Осенью меня отдали в Благушинское коммерческое училище. Благуша была мещанским пригородом Москвы, за Семеновской заставой. Трамвай кончался в самом её начале, в училище надо было ходить пешком — две версты. Дорога ныряла под Окружную, а потом тянулась между скучных деревянных домишек и огородов по немощеным улицам. Училище помещалось в красном кирпичном двухэтажном доме с башенкой и было окружено большим садом, где имелся даже маленький замусоренный прудик.
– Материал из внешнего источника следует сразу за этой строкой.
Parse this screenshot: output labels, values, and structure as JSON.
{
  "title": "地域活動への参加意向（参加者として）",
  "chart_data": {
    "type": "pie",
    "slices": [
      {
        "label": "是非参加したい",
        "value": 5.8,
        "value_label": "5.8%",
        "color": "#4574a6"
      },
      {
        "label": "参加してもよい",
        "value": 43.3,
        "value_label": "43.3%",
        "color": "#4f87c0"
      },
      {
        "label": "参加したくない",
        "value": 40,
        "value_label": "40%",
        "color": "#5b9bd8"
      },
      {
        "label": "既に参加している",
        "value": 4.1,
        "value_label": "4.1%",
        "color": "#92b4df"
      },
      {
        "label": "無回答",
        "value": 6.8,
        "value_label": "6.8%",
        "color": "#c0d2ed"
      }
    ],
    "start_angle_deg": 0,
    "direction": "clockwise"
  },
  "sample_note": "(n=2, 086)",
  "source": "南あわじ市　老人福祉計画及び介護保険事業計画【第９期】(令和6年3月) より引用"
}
Училище окружали немецкие фабрики: Пфейфера, Кудлинга, Бонакера, Раузера и Ридлонга, а через улицу жужжал какой-то таинственный «Гном и Рон». Говорили, что он делает моторы для первых русских аэропланов.
Училище было совместное, небывалый либерализм по тем временам. Во 2-м классе девочек была одна треть и сидели они в особом ряду парт, не смешиваясь с мальчиками. Любой ученик скорей провалился бы сквозь землю, чем сел за одну парту с девчонкой. Девочки все были в форме: зеленые платья и черные передники. Мальчики не имели обязательной формы, хотя большей частью носили серые гимнастерки. Обязательной была только коммерческая фуражка: с зеленым околышем и черным кантом.
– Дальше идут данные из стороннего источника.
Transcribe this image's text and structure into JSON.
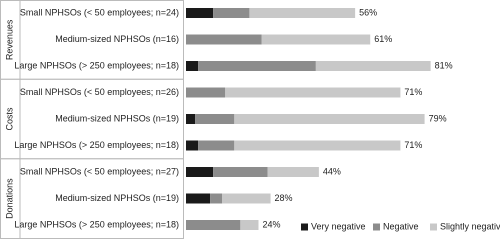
{
  "chart_data": {
    "type": "stacked-bar-horizontal",
    "groups": [
      "Revenues",
      "Costs",
      "Donations"
    ],
    "categories": [
      "Small NPHSOs (< 50 employees; n=24)",
      "Medium-sized NPHSOs (n=16)",
      "Large NPHSOs (> 250 employees; n=18)",
      "Small NPHSOs (< 50 employees; n=26)",
      "Medium-sized NPHSOs (n=19)",
      "Large NPHSOs (> 250 employees; n=18)",
      "Small NPHSOs (< 50 employees; n=27)",
      "Medium-sized NPHSOs (n=19)",
      "Large NPHSOs (> 250 employees; n=18)"
    ],
    "series": [
      {
        "name": "Very negative",
        "color": "#1a1a1a",
        "values": [
          9,
          0,
          4,
          0,
          3,
          4,
          9,
          8,
          0
        ]
      },
      {
        "name": "Negative",
        "color": "#8c8c8c",
        "values": [
          12,
          25,
          39,
          13,
          13,
          12,
          18,
          4,
          18
        ]
      },
      {
        "name": "Slightly negative",
        "color": "#c8c8c8",
        "values": [
          35,
          36,
          38,
          58,
          63,
          55,
          17,
          16,
          6
        ]
      }
    ],
    "totals": [
      56,
      61,
      81,
      71,
      79,
      71,
      44,
      28,
      24
    ],
    "total_labels": [
      "56%",
      "61%",
      "81%",
      "71%",
      "79%",
      "71%",
      "44%",
      "28%",
      "24%"
    ],
    "legend": "bottom-right"
  }
}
Я очень гордился своей первой в жизни фуражкой, несгибаемой, как будто она сделана из кровельного железа. На второй день я, катаясь по пруду на плоту, сделанном из старой двери, красуясь перед девочками, уронил фуражку в воду, после чего она потеряла свой гонор, села, стала мне мала и покрылась разводами. Тогда я ей задрал тулью спереди, а с боков загнул на уши как у отчаянных старших гимназистов.
Обстановка в училище была хуже, чем у Свентицкой, но лучше, чем у Благовещенской. От ребят меньше воняло, классы были светлее и чище и даже было некоторое количество приличных учителей. Но были и гады. Среди них главный — учитель пения. Немец, толстый и рыжий с зализанными волосами. Заставлял нас петь под скрипку, на которой противно пиликал. Он был отчаянным черносотенцем и всегда начинал урок с «Боже, царя храни». Потом шло «Славься, славься, наш русский царь…» и дальше все в том же роде. Я считал себя социалистом, принципиально не желал петь монархические гимны, но на открытый протест у меня не хватало мужества и я показывал кукиш в кармане, т. е. раскрывал рот в такт пению, но не издавал звуков.
Праздником были для меня уроки французского. Я был далеко впереди класса, меня все звали «французом», и француженка, спросивши меня раза два, перестала обращать на меня внимание. Я спокойно погружался в Густава Эмара. Я держал книгу под партой и читал через щель её откидной части: была видна только одна строчка, но я подвигал книгу всё дальше и так набазурился, что не ощущал никакого неудобства. Разумеется, раскрытый учебник лежал рядом. Вообще эта техника была разработана не мной. Её изобрел первый ученик в классе, напомаженный подхалим с лицом амурчика, Афонин, по прозвищу Финтель-Винтель. Он дочитывал таким способом уже 32-ю книжку Ната Пинкертона. А я вот на третьем томе попался. Как раз в момент, когда кровожадные индейцы собирались поджаривать на костре белокурую героиню, а её благородный жених скакал ей на выручку, француженка, заинтересованная моим чрезвычайно взволнованным видом, с которым я уставился на низ учебника, внезапно спросила меня:
— Арманд, проспрягай мне глагол «taire»[12].
Я молчал и потому, что не слышал объяснения, и потому, что не мог переключиться от трагического положения красавицы на какие-то жалкие глаголы.